As pressões e intimidações contra os adversários tornam-se cada vez mais intensas, agora também dirigidas aos jornalistas internacionais que ali vão, tudo num contexto de militarização da zona petrolífera com o apoio... da França! Por Pauline Tetillon.
Foto publicada na página de Facebook da ONg Les Amis de La Terre.

Enquanto a Total continua o seu megaprojeto de petróleo no Uganda e na Tanzânia, a contestação está a crescer tanto local quanto internacionalmente. Como reflexo, as pressões e intimidações contra os adversários tornam-se cada vez mais intensas, agora também dirigidas aos jornalistas internacionais que ali vão, tudo num contexto de militarização da zona petrolífera com o apoio... da França!

A 11 de abril de 2021, Patrick Pouyanné, CEO da Total, visitou o Uganda pessoalmente para assinar três acordos importantes com os presidentes do Uganda e da Tanzânia relativos ao EACOP, o maior oleoduto aquecido do mundo para transportar o petróleo extraído nas margens do Lago Albert até o Oceano Índico. Descrevendo esses projetos como "importantes criadores de valor para o Uganda e a Tanzânia", e comprometendo-se a "implementar esses projetos de maneira exemplar e com total transparência"i, Patrick Pouyanné está determinado a negar as consequências catastróficas do projeto, ainda que amplamente documentadas.

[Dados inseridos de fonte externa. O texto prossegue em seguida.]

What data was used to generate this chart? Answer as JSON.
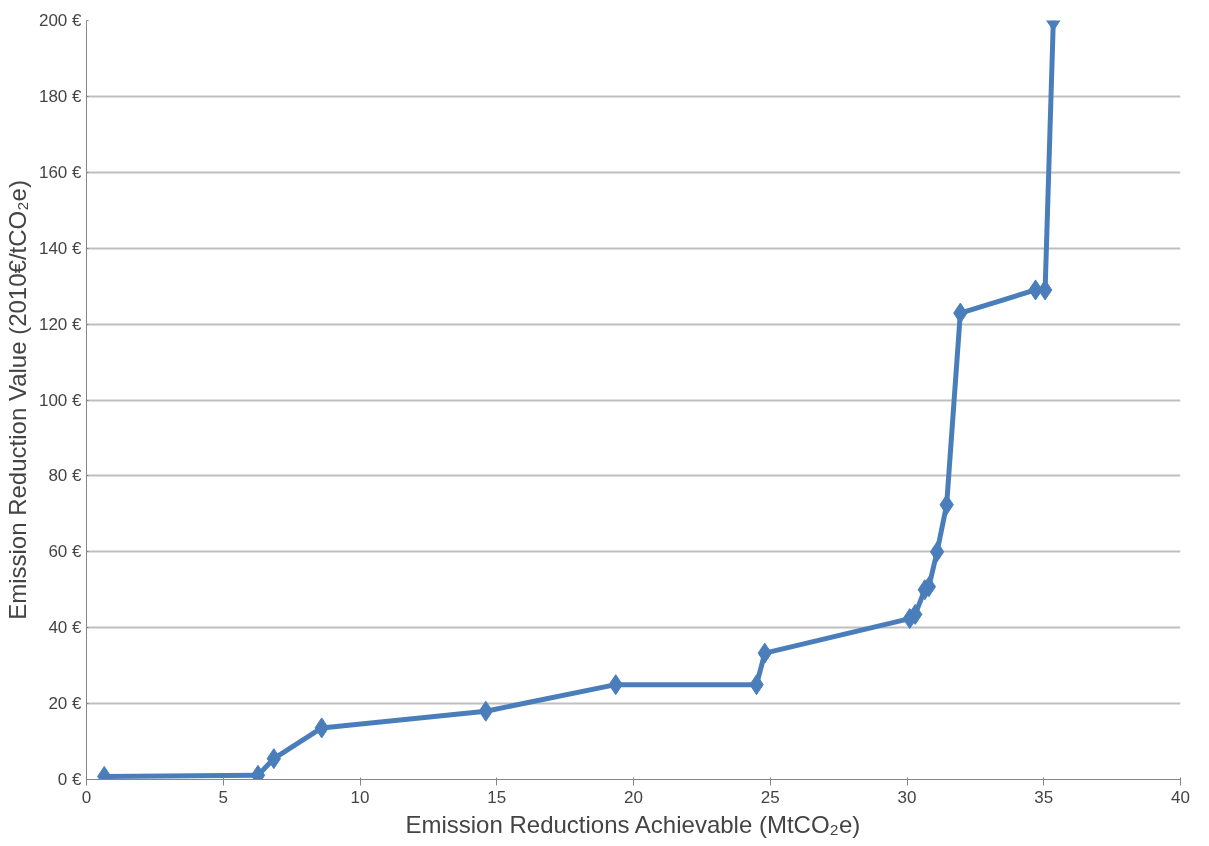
{
  "chart_data": {
    "type": "line",
    "xlabel": "Emission Reductions Achievable (MtCO₂e)",
    "ylabel": "Emission Reduction Value (2010€/tCO₂e)",
    "x": [
      0.65,
      6.27,
      6.85,
      8.6,
      14.6,
      19.35,
      24.5,
      24.8,
      30.1,
      30.3,
      30.65,
      30.8,
      31.1,
      31.45,
      31.95,
      34.7,
      35.05,
      35.35
    ],
    "series": [
      {
        "color": "#4a7ebb",
        "values": [
          0.8,
          1.1,
          5.5,
          13.6,
          18,
          25,
          25,
          33.3,
          42.4,
          43.5,
          50,
          50.8,
          60,
          72.4,
          122.9,
          129,
          129,
          200
        ]
      }
    ],
    "xlim": [
      0,
      40
    ],
    "xticks": [
      0,
      5,
      10,
      15,
      20,
      25,
      30,
      35,
      40
    ],
    "ylim": [
      0,
      200
    ],
    "yticks": [
      {
        "value": 0,
        "label": "0 €"
      },
      {
        "value": 20,
        "label": "20 €"
      },
      {
        "value": 40,
        "label": "40 €"
      },
      {
        "value": 60,
        "label": "60 €"
      },
      {
        "value": 80,
        "label": "80 €"
      },
      {
        "value": 100,
        "label": "100 €"
      },
      {
        "value": 120,
        "label": "120 €"
      },
      {
        "value": 140,
        "label": "140 €"
      },
      {
        "value": 160,
        "label": "160 €"
      },
      {
        "value": 180,
        "label": "180 €"
      },
      {
        "value": 200,
        "label": "200 €"
      }
    ],
    "grid": "y",
    "marker": "diamond",
    "line_style": "solid"
  }
}
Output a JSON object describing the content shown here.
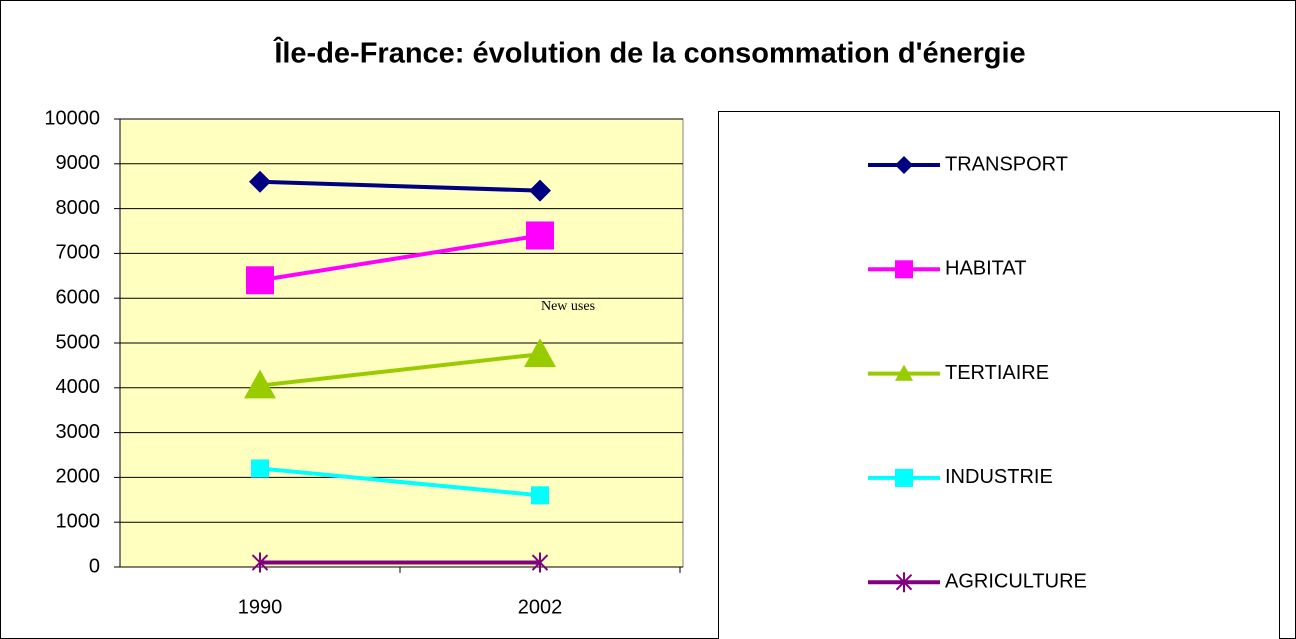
{
  "chart_data": {
    "type": "line",
    "title": "Île-de-France: évolution de la consommation d'énergie",
    "categories": [
      "1990",
      "2002"
    ],
    "series": [
      {
        "name": "TRANSPORT",
        "color": "#000080",
        "marker": "diamond",
        "values": [
          8600,
          8400
        ]
      },
      {
        "name": "HABITAT",
        "color": "#ff00ff",
        "marker": "square",
        "values": [
          6400,
          7400
        ]
      },
      {
        "name": "TERTIAIRE",
        "color": "#99cc00",
        "marker": "triangle",
        "values": [
          4050,
          4750
        ]
      },
      {
        "name": "INDUSTRIE",
        "color": "#00ffff",
        "marker": "square",
        "values": [
          2200,
          1600
        ]
      },
      {
        "name": "AGRICULTURE",
        "color": "#800080",
        "marker": "star",
        "values": [
          100,
          100
        ]
      }
    ],
    "annotations": [
      "New uses"
    ],
    "ylim": [
      0,
      10000
    ],
    "yticks": [
      0,
      1000,
      2000,
      3000,
      4000,
      5000,
      6000,
      7000,
      8000,
      9000,
      10000
    ],
    "grid": true,
    "legend": "right"
  }
}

Total sob a luz dos holofotes

Após uma campanha para promover os alegados benefícios do seu projeto de petróleo para o Uganda, apoiado pela Embaixada da França em Kampala (ver Billets d’Afriques n ° 302, novembro de 2020), a Total publicou, no início de março de 2021, documentos na sua página de internet para tentar evidenciar transparência na consideração dos impactos sociais e ambientais do projeto Em vão. Numa nota publicada a 12 de abril, a STOP EACOP Alliance, uma coligação apoiada por 260 ONG do Uganda e internacionais lançada no início de 2021, desmontou os argumentos da Total ponto por ponto, baseando-se em vários relatórios, estudos e testemunhos. A coligação lança luz sobre as afirmações falaciosas da Total, que fala de "10 locais" de poços no Parque Nacional de Murchison Falls, quando estão em causa 10 plataformas de perfuração e, pelo menos, 132 poços, ou mesmo anuncia a criação de 58.000 empregos, incluindo 11.000 empregos diretos, quando, em 2020, tinha anunciado à OXFAM 4.000 empregos diretos durante a fase de construção, e apenas 200 a 300 a longo prazo. Com base nesses argumentos, a aliança STOP EACOP lançou uma campanha para dissuadir os maiores bancos privados do mundo de participarem do financiamento ainda não concluído do projeto. Assim, como outros bancos internacionais, três dos maiores bancos franceses, BNP, Société Générale e Crédit Agricole, comprometeram-se publicamente a não acompanhar a Total (Les Echos, 21/04/21).

Prisões

A 25 de maio, durante uma reunião com as comunidades afetadas pelo projeto petrolífero, a jornalista italiana Federica Morsi e Maxwell Atuhura, um ativista de direitos humanos que trabalhava para a ONG ugandesa AFIEGOii, foram presos pelas autoridades locais. A jornalista italiana foi libertada durante o dia, depois de ser ameaçada e convidada a deixar a zona petrolífera. Maxwell foi detido de forma arbitrária e ilegal sob o pretexto de "reunião ilegal". Depois de ser ameaçado e questionado longamente sobre as suas atividades associadas a ONG internacionais, foi libertado sob fiança após mais de 48 horas. A mobilização para a sua libertação foi particularmente importante: desde a população local reunida em frente à esquadra, obrigando as autoridades a transferir Maxwell para outra localidade, a advogados ugandeses, através de ONG locais e internacionais, aos apelos lançados pelo observatório para a proteção dos defensores dos direitos humanos ou pelo relator especial das Nações Unidas para o meio ambiente e os direitos humanos. Até a Total, cuja Assembleia Geral foi realizada em Paris dois dias após a prisão, se sentiu compelida a reagir: Patrick Pouyanné declarou que escreveu uma carta ao presidente Museveni sobre o assunto. Na verdade, isto tornou-se um empecilho para a comunicação da Total que dificilmente conseguirá fazer acreditar que ignora ainda o caráter autoritário do seu parceiro neste projeto.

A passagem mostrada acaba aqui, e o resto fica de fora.